General treatment includes bed rest and supportive treatment including hydration (getting in enough fluids and electrolytes) monitoring vital signs and o2 saturation; measuring blood and urine routines.


Symptomatic treatment includes patients whose fever exceeds 101.5 F with use of fever reducer, or physical cooling (i.e. warm water bath).  If hypoxia appears use oxygen therapy when appropriate, including nasal cannula or mask. High flow nasal cannula or mechanical ventilation should be used with refractory or profound hypoxia.


Antiviral Therapy includes Interferon-α nebulizer treatment and Interferon-α2b spray for high risk populations. [Anecdotal based on Chinese clinical experiences treating bronchiolitis, SARS, hand-foot-mouth disease and other viral respiratory infections in children.] The safety and efficacy of Lopinavir/Ritonavir has yet to be determined.


Use of other agents such as antibiotics (avoid irrational usage with children and actively collect samples for pathogen analysis and timely or rational use of antibiotics or antifungal drugs.) Glucocorticoids or Immunoglobulins can be used in severe disease (anecdotal, based in part on experience with community acquired pneumonias).

Use of Chinese Traditional Medicines is presented in the context of traditional Chinese clinical classifications.

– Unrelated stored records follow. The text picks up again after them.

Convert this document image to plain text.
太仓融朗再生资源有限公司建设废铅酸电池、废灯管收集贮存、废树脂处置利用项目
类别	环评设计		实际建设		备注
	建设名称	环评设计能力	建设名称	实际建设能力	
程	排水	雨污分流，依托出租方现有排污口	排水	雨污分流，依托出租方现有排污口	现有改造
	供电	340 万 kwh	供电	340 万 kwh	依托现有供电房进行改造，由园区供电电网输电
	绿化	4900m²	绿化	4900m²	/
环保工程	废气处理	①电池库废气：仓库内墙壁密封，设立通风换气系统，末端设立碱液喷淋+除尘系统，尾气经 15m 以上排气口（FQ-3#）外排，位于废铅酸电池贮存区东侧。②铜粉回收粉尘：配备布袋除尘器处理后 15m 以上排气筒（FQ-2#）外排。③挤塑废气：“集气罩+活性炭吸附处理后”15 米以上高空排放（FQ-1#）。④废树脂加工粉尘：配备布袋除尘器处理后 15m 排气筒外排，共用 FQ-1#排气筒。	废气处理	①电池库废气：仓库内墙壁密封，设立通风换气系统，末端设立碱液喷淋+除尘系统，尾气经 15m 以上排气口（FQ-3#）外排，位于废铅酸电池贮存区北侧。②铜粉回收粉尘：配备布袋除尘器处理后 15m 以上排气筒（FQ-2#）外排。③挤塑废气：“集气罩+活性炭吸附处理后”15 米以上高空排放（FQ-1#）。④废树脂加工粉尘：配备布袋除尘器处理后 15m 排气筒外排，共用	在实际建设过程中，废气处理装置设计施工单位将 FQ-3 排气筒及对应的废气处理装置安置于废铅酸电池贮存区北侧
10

This section offers detailed recommendations and insight into the application of these remedies, but does not include any citation of evidence.


Severe and Critical Cases: Respiratory support should only be applied in an invasive manner after undergoing non-invasive ventilation for 2 hours without improvements, or if respiratory failure. The invasive mechanical ventilation should adopt low tidal volume “lung protective ventilation strategy” to reduce ventilator related lung injury. Prevent complications and secondary infection, and use circulatory support with vasoactive drugs. Prone ventilation or ECMO can be applied.


Release and discharge criteria

Confirmed patients can be discharged from isolation or transferred to the corresponding departments for treatment of other diseases if all the following criteria are met:

1.  The body temperature returns to normal for longer than 3 days;

2.  The respiratory symptoms improve;

3.  Respiratory pathogen nucleic acid is negative two consecutive times (with sampling interval at least 1

day).

Review Notes
 
  1. These recommendations are on behalf of the World Journal of Pediatrics, and as such are not in accordance with a national medical association such as the American Society of Pediatrics.

  2. Recommendations are based on anecdotal/clinical experience of the expert panel, with no prospective or randomized controlled study data related to SARS-nCoV. By necessity (early in the pandemic) the limited data cited regarding SARS-nCoV is descriptive only, and all other data relates to management of other viral agents or community acquired pneumonia. Numerous recommendations (e.g., inhaled interferons, traditional Chinese medicines) are widely accepted in China but may not be applicable in U.S. populations.